The CI-tron documentation has more information about the MarsDB configuration.

Adding devices under test to your gateway

Open the CI-tron dashboard. You will see a VPDU section on top. These are virtual QEMU devices, which can be added by clicking the DISCOVER button.

For testing real devices, connect your PDU (phone-harness) to the device running CI-tron. It should then show up as separate PDU in the dashboard, e.g. as pmos_harness-1234567890. If it does not show up, make sure you have a USB cable with data and check the executor logs (journalctl -e -u executor).
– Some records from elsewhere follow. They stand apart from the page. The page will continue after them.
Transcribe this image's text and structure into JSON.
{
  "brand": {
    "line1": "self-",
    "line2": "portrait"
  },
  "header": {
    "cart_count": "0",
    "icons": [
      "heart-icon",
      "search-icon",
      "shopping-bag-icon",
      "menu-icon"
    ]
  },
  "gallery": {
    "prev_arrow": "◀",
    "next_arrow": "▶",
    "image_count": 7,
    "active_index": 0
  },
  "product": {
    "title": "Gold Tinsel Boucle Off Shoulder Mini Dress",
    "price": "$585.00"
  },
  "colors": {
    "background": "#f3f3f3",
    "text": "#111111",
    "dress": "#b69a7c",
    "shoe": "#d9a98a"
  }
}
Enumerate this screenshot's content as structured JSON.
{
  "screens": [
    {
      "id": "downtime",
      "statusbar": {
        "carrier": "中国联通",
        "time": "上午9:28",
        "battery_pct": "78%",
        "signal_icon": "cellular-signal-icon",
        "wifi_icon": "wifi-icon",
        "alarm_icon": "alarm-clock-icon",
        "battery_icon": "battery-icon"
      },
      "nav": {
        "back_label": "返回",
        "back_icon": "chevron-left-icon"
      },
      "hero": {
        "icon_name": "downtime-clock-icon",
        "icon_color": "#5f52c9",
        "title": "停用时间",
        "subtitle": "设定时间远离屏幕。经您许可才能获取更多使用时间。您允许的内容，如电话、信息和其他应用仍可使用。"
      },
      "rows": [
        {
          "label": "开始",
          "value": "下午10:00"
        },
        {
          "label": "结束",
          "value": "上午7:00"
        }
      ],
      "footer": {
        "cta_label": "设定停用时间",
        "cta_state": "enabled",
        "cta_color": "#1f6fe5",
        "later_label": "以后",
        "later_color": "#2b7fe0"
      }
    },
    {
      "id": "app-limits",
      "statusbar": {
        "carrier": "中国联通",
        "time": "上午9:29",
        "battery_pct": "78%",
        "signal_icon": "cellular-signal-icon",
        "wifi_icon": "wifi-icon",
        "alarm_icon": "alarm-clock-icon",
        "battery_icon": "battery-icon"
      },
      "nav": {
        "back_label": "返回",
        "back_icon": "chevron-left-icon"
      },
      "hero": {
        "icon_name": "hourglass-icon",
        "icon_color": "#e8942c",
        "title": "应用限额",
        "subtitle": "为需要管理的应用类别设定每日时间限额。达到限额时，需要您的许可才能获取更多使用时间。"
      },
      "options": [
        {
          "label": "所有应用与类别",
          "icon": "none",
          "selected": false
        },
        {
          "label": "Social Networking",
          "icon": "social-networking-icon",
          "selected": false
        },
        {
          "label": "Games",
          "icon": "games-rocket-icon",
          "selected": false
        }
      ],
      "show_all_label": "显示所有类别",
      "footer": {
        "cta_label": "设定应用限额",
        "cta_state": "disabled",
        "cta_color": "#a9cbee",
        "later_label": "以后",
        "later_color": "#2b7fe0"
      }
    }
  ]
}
If your DUT is already supported (e.g. OP6 and OP6T), then it’s as simple as connecting the DUT to the PDU and clicking DISCOVER. The device should automatically be detected, start training (go through multiple boot cycles to verify that it works), and eventually appear as a runner in gitlab.

If your device is not yet supported, you will need to add support for it to CI-tron. You can find an example in https://gitlab.freedesktop.org/gfx-ci/ci-tron/-/merge_requests/1051. Copy /usr/local/lib/python3.14/site-packages/valve_gfx_ci/executor/server/templates/boots_db.yml.j2 to /config/boots_db.yml.j2 and edit it, while looking at the executor logs as described above.

Alternatively do the changes in your CI-tron checkout and then deploy them with make live-provision TAGS=executor TARGET=$ip.